January 25, 2011

Generic Oh Great Spirit statue

‘Oh Great Spirit’:  New statue in SLO

By Julia HickeyA larger-than-life bronze statue of an American Indian standing on a boulder has been installed at a corner of Prado Road and South Higuera Street in San Luis Obispo.

“Oh Great Spirit” was created by Nell Scruggs of Thousand Oaks and donated by her daughters, Sharon McDaniels of Arroyo Grande and Terri Ernst of San Luis Obispo, according to Ann Ream, chairwoman of the Art in Public Places Committee at Arts Obispo.

The 800-pound, 12-foot-tall sculpture is not meant to depict a member of any particular tribe, but rather is an homage to all American Indians, she said.
Comment:  With all the tribes in central California, the statue shows a generic Indian in a loincloth praying to the Great Spirit? This is worse than the Black Hawk statue and as bad as the Massasoit and "American" statues I've talked about. It's stereotypical and wrong for the reasons I gave in Rob vs. Curator on Massasoit Statue and Massasoit the Noble Savage.

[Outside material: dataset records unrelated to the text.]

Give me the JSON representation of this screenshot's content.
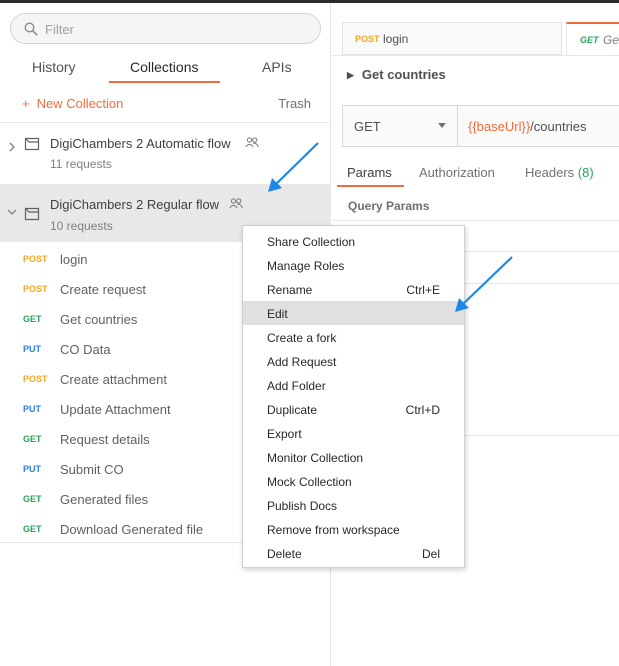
{
  "search": {
    "placeholder": "Filter"
  },
  "tabs": [
    {
      "label": "History"
    },
    {
      "label": "Collections"
    },
    {
      "label": "APIs"
    }
  ],
  "actions": {
    "new_collection": "New Collection",
    "trash": "Trash"
  },
  "collections": [
    {
      "name": "DigiChambers 2 Automatic flow",
      "count": "11 requests"
    },
    {
      "name": "DigiChambers 2 Regular flow",
      "count": "10 requests"
    }
  ],
  "requests": [
    {
      "method": "POST",
      "name": "login"
    },
    {
      "method": "POST",
      "name": "Create request"
    },
    {
      "method": "GET",
      "name": "Get countries"
    },
    {
      "method": "PUT",
      "name": "CO Data"
    },
    {
      "method": "POST",
      "name": "Create attachment"
    },
    {
      "method": "PUT",
      "name": "Update Attachment"
    },
    {
      "method": "GET",
      "name": "Request details"
    },
    {
      "method": "PUT",
      "name": "Submit CO"
    },
    {
      "method": "GET",
      "name": "Generated files"
    },
    {
      "method": "GET",
      "name": "Download Generated file"
    }
  ],
  "right": {
    "tab1": {
      "method": "POST",
      "label": "login"
    },
    "tab2": {
      "method": "GET",
      "label": "Get"
    },
    "request_title": "Get countries",
    "method_select": "GET",
    "url_var": "{{baseUrl}}",
    "url_path": "/countries",
    "subtabs": {
      "params": "Params",
      "authorization": "Authorization",
      "headers": "Headers",
      "headers_count": "(8)"
    },
    "query_params": "Query Params"
  },
  "context_menu": [
    {
      "label": "Share Collection",
      "shortcut": ""
    },
    {
      "label": "Manage Roles",
      "shortcut": ""
    },
    {
      "label": "Rename",
      "shortcut": "Ctrl+E"
    },
    {
      "label": "Edit",
      "shortcut": ""
    },
    {
      "label": "Create a fork",
      "shortcut": ""
    },
    {
      "label": "Add Request",
      "shortcut": ""
    },
    {
      "label": "Add Folder",
      "shortcut": ""
    },
    {
      "label": "Duplicate",
      "shortcut": "Ctrl+D"
    },
    {
      "label": "Export",
      "shortcut": ""
    },
    {
      "label": "Monitor Collection",
      "shortcut": ""
    },
    {
      "label": "Mock Collection",
      "shortcut": ""
    },
    {
      "label": "Publish Docs",
      "shortcut": ""
    },
    {
      "label": "Remove from workspace",
      "shortcut": ""
    },
    {
      "label": "Delete",
      "shortcut": "Del"
    }
  ],
  "colors": {
    "accent": "#f26b3a",
    "post": "#f5a623",
    "get": "#26a55b",
    "put": "#2d7fe0",
    "annotation_arrow": "#1e88e5"
  }
}
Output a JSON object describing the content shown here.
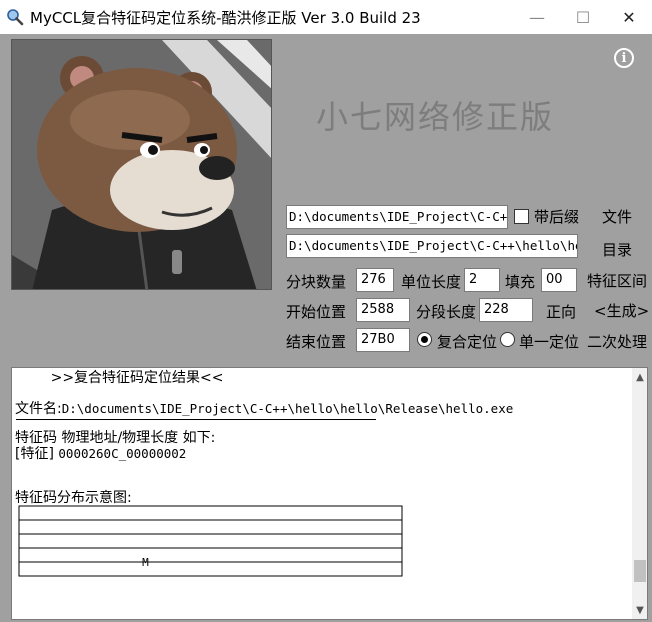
{
  "window": {
    "title": "MyCCL复合特征码定位系统-酷洪修正版  Ver 3.0  Build 23",
    "min_glyph": "—",
    "max_glyph": "☐",
    "close_glyph": "✕"
  },
  "banner": "小七网络修正版",
  "info_glyph": "i",
  "file_path": "D:\\documents\\IDE_Project\\C-C++\\hello\\hello\\Release\\hello.exe",
  "dir_path": "D:\\documents\\IDE_Project\\C-C++\\hello\\hello\\Release",
  "suffix_checkbox": {
    "label": "带后缀",
    "checked": false
  },
  "buttons": {
    "file": "文件",
    "dir": "目录",
    "feature_region": "特征区间",
    "generate": "<生成>",
    "second_process": "二次处理"
  },
  "fields": {
    "block_count_label": "分块数量",
    "block_count": "276",
    "unit_length_label": "单位长度",
    "unit_length": "2",
    "fill_label": "填充",
    "fill": "00",
    "start_label": "开始位置",
    "start": "2588",
    "segment_label": "分段长度",
    "segment": "228",
    "direction_label": "正向",
    "end_label": "结束位置",
    "end": "27B0"
  },
  "mode": {
    "composite_label": "复合定位",
    "single_label": "单一定位",
    "selected": "composite"
  },
  "result": {
    "heading": "        >>复合特征码定位结果<<",
    "filename_label": "文件名:",
    "filename": "D:\\documents\\IDE_Project\\C-C++\\hello\\hello\\Release\\hello.exe",
    "feature_header": "特征码 物理地址/物理长度 如下:",
    "feature_tag": "[特征]",
    "feature_value": "0000260C_00000002",
    "map_title": "特征码分布示意图:",
    "map_marker": "M",
    "marker_position": 0.33
  },
  "scroll": {
    "up_glyph": "▲",
    "down_glyph": "▼",
    "position": 0.9
  }
}
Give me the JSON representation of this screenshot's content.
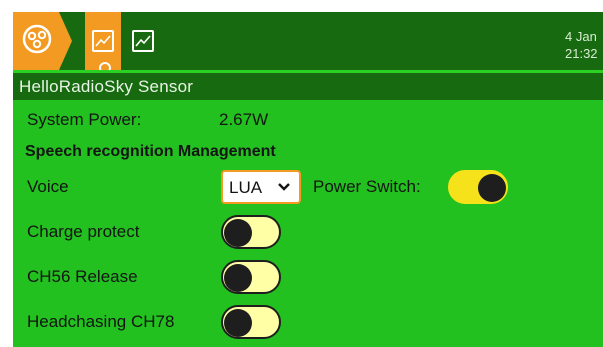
{
  "header": {
    "menu_icon": "radio-menu-icon",
    "tabs": [
      {
        "icon": "chart-line-icon",
        "active": true
      },
      {
        "icon": "chart-line-icon",
        "active": false
      }
    ],
    "date": "4 Jan",
    "time": "21:32"
  },
  "title": "HelloRadioSky Sensor",
  "system_power": {
    "label": "System Power:",
    "value": "2.67W"
  },
  "section_heading": "Speech recognition Management",
  "voice": {
    "label": "Voice",
    "selected": "LUA"
  },
  "power_switch": {
    "label": "Power Switch:",
    "on": true
  },
  "toggles": [
    {
      "label": "Charge protect",
      "on": false
    },
    {
      "label": "CH56 Release",
      "on": false
    },
    {
      "label": "Headchasing CH78",
      "on": false
    }
  ],
  "colors": {
    "background": "#22c11f",
    "header": "#176a0f",
    "accent": "#f39a22",
    "toggle_on": "#f6e21a",
    "toggle_off": "#ffffa6"
  }
}
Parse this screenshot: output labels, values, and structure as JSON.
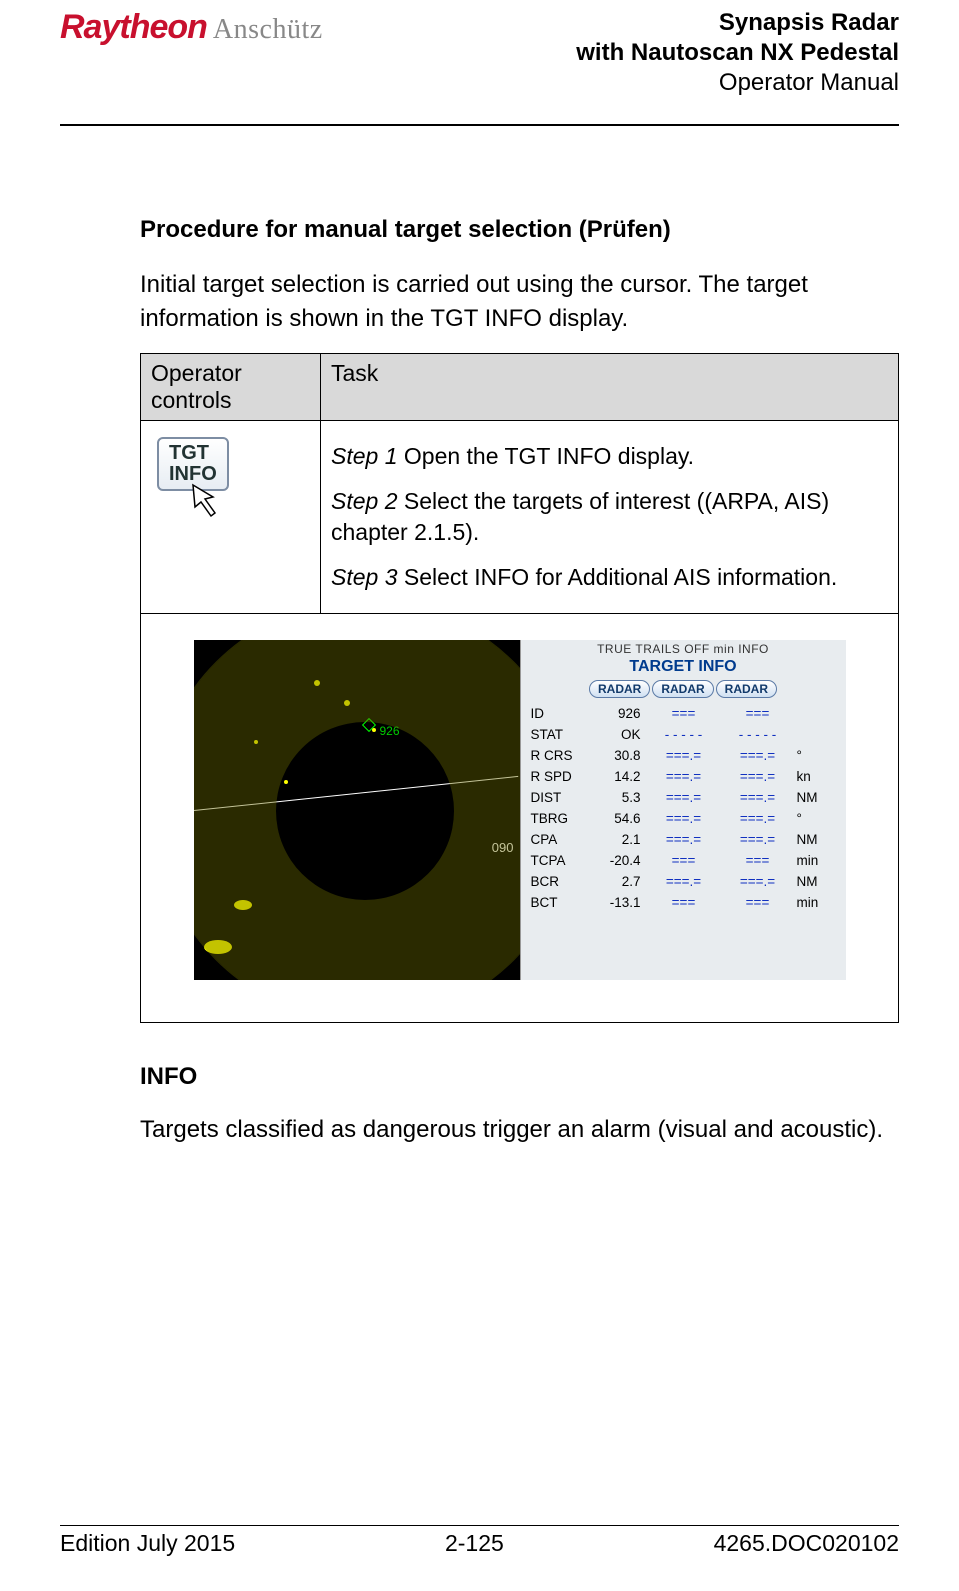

Below:  "Cyclists admire the bronze sculpture of an American Indian that now graces a corner of Prado Road and South Higuera Street." (David Middlecamp)

1 comment:

Anonymous said...

These monuments have an inherent "noble savage" quality to them, sadly. I don't think it's leaving Western culture any time soon; it pre-dates Western contact with Indians by several thousand years. (Technically, Enkidu fits the prototypical noble savage.)

I will say that their hearts are in the right place.